Going deeper (optional asides - keep OFF the main line)

  • Bedrock fine-tuning workflow mechanics (data format, job creation, cost model).

Out of scope (defer - do NOT preview)

  • Vector-database hosting and production indexing strategies (later infrastructure chapter).
  • Evaluating retrieval quality (recall@k, NDCG) - deserves its own treatment.

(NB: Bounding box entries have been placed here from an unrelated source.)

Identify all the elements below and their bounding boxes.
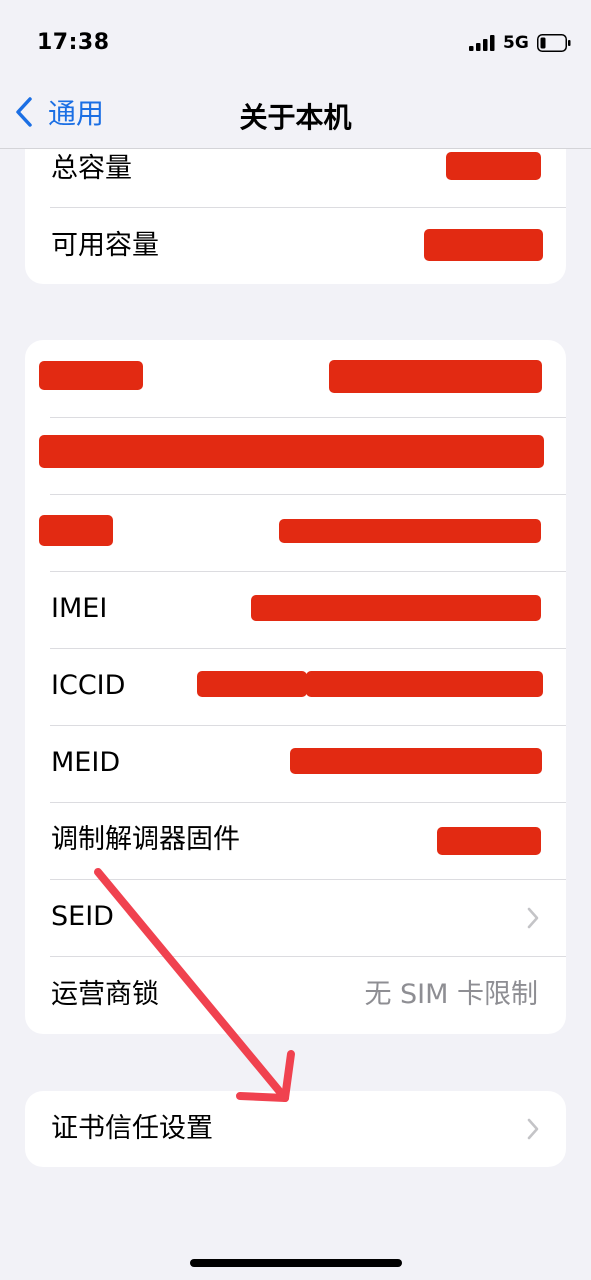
available-capacity-row: 可用容量 — [25, 207, 566, 284]
carrier-lock-label: 运营商锁 — [51, 979, 159, 1010]
chevron-right-icon — [527, 907, 539, 929]
network-type: 5G — [503, 33, 529, 53]
certificate-trust-label: 证书信任设置 — [51, 1113, 213, 1144]
redacted-value — [329, 360, 542, 393]
home-indicator[interactable] — [190, 1259, 402, 1267]
certificate-group: 证书信任设置 — [25, 1091, 566, 1167]
modem-firmware-label: 调制解调器固件 — [51, 824, 240, 855]
imei-row: IMEI — [25, 571, 566, 648]
redacted-label — [39, 515, 113, 546]
status-bar: 17:38 5G — [0, 0, 591, 86]
imei-label: IMEI — [51, 593, 108, 624]
redacted-value — [424, 229, 543, 261]
redacted-value — [197, 671, 307, 697]
status-time: 17:38 — [37, 30, 110, 55]
info-row — [25, 494, 566, 571]
seid-row[interactable]: SEID — [25, 879, 566, 956]
available-capacity-label: 可用容量 — [51, 230, 159, 261]
info-row — [25, 340, 566, 417]
redacted-value — [251, 595, 541, 621]
chevron-right-icon — [527, 1118, 539, 1140]
info-row — [25, 417, 566, 494]
redacted-value — [446, 152, 541, 180]
iccid-row: ICCID — [25, 648, 566, 725]
redacted-label — [39, 361, 143, 390]
total-capacity-label: 总容量 — [51, 153, 132, 184]
seid-label: SEID — [51, 901, 114, 932]
meid-label: MEID — [51, 747, 121, 778]
battery-icon — [537, 34, 571, 52]
carrier-lock-value: 无 SIM 卡限制 — [364, 979, 538, 1010]
cellular-signal-icon — [469, 35, 495, 51]
certificate-trust-settings-row[interactable]: 证书信任设置 — [25, 1091, 566, 1167]
iccid-label: ICCID — [51, 670, 126, 701]
redacted-value — [290, 748, 542, 774]
carrier-lock-row: 运营商锁 无 SIM 卡限制 — [25, 956, 566, 1034]
redacted-value — [306, 671, 543, 697]
redacted-value — [437, 827, 541, 855]
redacted-value — [279, 519, 541, 543]
meid-row: MEID — [25, 725, 566, 802]
page-title: 关于本机 — [239, 101, 352, 134]
modem-firmware-row: 调制解调器固件 — [25, 802, 566, 879]
device-info-group: IMEI ICCID MEID 调制解调器固件 SEID 运营商锁 无 SIM … — [25, 340, 566, 1034]
redacted-row — [39, 435, 544, 468]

Code samples - examples/09-advanced-topics/

  • rag-pipeline.ts - chunk + Voyage AI embeddings + top-k cosine retrieval, injected as user content.
  • citations-demo.ts - document blocks with source + citations: { enabled: true }; print citations.
  • prompt-engineering.ts - compare bare / XML+few-shot / chain-of-thought; log usage.
  • cache-large-prompt.ts - cache_control on a large stable prompt; check cache_read_input_tokens.
  • finetuning-tradeoffs.ts - RAG+prompt approach matching a fine-tuning use case; note when Bedrock fine-tuning is warranted.

Must-keep for a beginner (floor - never cut for brevity)

  • The run command for rag-pipeline.ts (the first sample).
  • "Never hardcode your key; it comes from the environment" (once, in prose) - this applies to both ANTHROPIC_API_KEY and the Voyage AI key.
  • Bun auto-loads .env; no loader config needed.
  • The non-obvious gotcha: omitting citations: { enabled: true } silently suppresses citation output; an invalid source shape returns a 400, not a validation warning.

Friendliness floor (never cut - terse is not friendly)

  • The chapter addresses the reader as "you", never "the user" or "one".
  • The intro AND at least one section open with a warm, second-person sentence.

Key APIs (flat list, reference only - NOT a coverage checklist)

client.messages.create, client.messages.countTokens, system, document blocks, source, citations, cache_control, usage.cache_read_input_tokens, usage.cache_creation_input_tokens, thinking, XML prompt structure, Voyage AI embeddings endpoint, Bedrock fine-tuning (Claude Haiku)

Prerequisites

Chapters 4 and 5. RAG samples need a VOYAGE_API_KEY in .env.

Definition of done

  • Chapter at chapters/09-advanced-topics.md, <=120 lines, <=4 main-line H2s plus an optional "What's next" closer (paste wc -l AND grep -c '^## ' in the PR).
  • Every sample runnable with bun run, imported via <<< @/examples/09-advanced-topics/file.ts, <=35 lines, comment:code <=0.30.
  • One-home rule held: no prose sentence restates an inline code comment.
  • Friendliness floor held: reader addressed as "you"; intro + >=1 section open warm.
  • Samples use only real @anthropic-ai/sdk surface; ASCII punctuation only.
  • Optional material lives in Going-deeper asides, not main-line H2s.
  • Linked from README.md and the .vitepress/config.ts sidebar; bun x vitepress build passes.
  • Citations source schema and fine-tuning availability verified against current docs.